L’articolo 26-bis, introdotto nel corso dell’esame alla Camera, estende al 31 dicembre 2022 (in luogo del vigente 31 maggio 2022) il termine per l’applicazione inderogabile delle norme previgenti al nuovo Codice del Terzo Settore, ai fini e per gli effetti derivanti dall’iscrizione degli enti nei Registri di Onlus, ODS (Organizzazioni di Volontariato), APS (Associazioni di promozione sociale), in attesa della piena operatività del Registro unico del Terzo settore.

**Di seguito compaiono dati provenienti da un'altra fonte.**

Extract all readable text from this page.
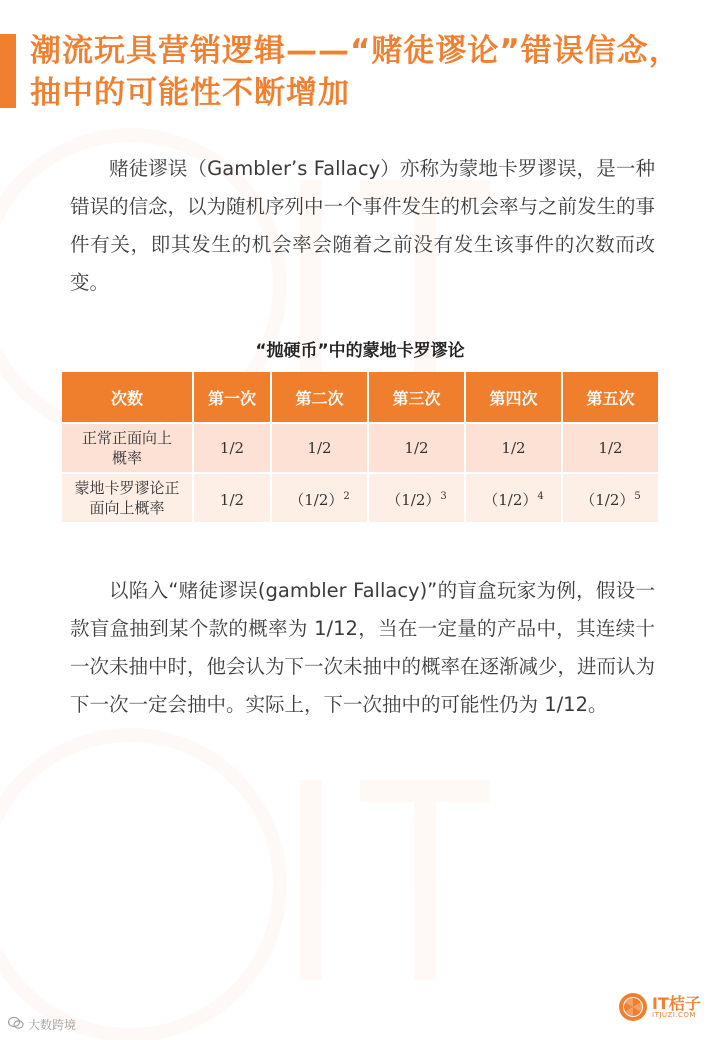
潮流玩具营销逻辑——“赌徒谬论”错误信念，抽中的可能性不断增加
赌徒谬误（Gambler’s Fallacy）亦称为蒙地卡罗谬误，是一种错误的信念，以为随机序列中一个事件发生的机会率与之前发生的事件有关，即其发生的机会率会随着之前没有发生该事件的次数而改变。
“抛硬币”中的蒙地卡罗谬论
次数	第一次	第二次	第三次	第四次	第五次

正常正面向上概率	1/2	1/2	1/2	1/2	1/2

蒙地卡罗谬论正面向上概率	1/2	$(1/2)^2$	$(1/2)^3$	$(1/2)^4$	$(1/2)^5$
以陷入“赌徒谬误(gambler Fallacy)”的盲盒玩家为例，假设一款盲盒抽到某个款的概率为 1/12，当在一定量的产品中，其连续十一次未抽中时，他会认为下一次未抽中的概率在逐渐减少，进而认为下一次一定会抽中。实际上，下一次抽中的可能性仍为 1/12。
大数跨境
IT桔子
ITJUZI.COM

Estensione della disciplina in materia di versamento unitario

La Legge di conversione del DL semplificazioni (DL n. 73/2022) estende l’applicazione della disciplina in materia di versamento unitario

Con l’art. 3 bis è stata inserita nel DL sempilifcazioni (DECRETO-LEGGE 21 giugno 2022, n. 73) l’estensione dell’applicazione della disciplina in materia di versamento unitario. Dalla data di entrata in vigore del decreto del Ministro dell’economia e delle finanze che dovrà individuare e disciplinare le tipologie dei versamenti, ai contribuenti è consentito effettuare versamenti unitari di qualsiasi imposta, tassa o contributo, comunque denominati, spettanti allo Stato, agli enti territoriali e agli enti previdenziali, secondo la disciplina dell’articolo 17 del decreto legislativo 9 luglio 1997, n. 241.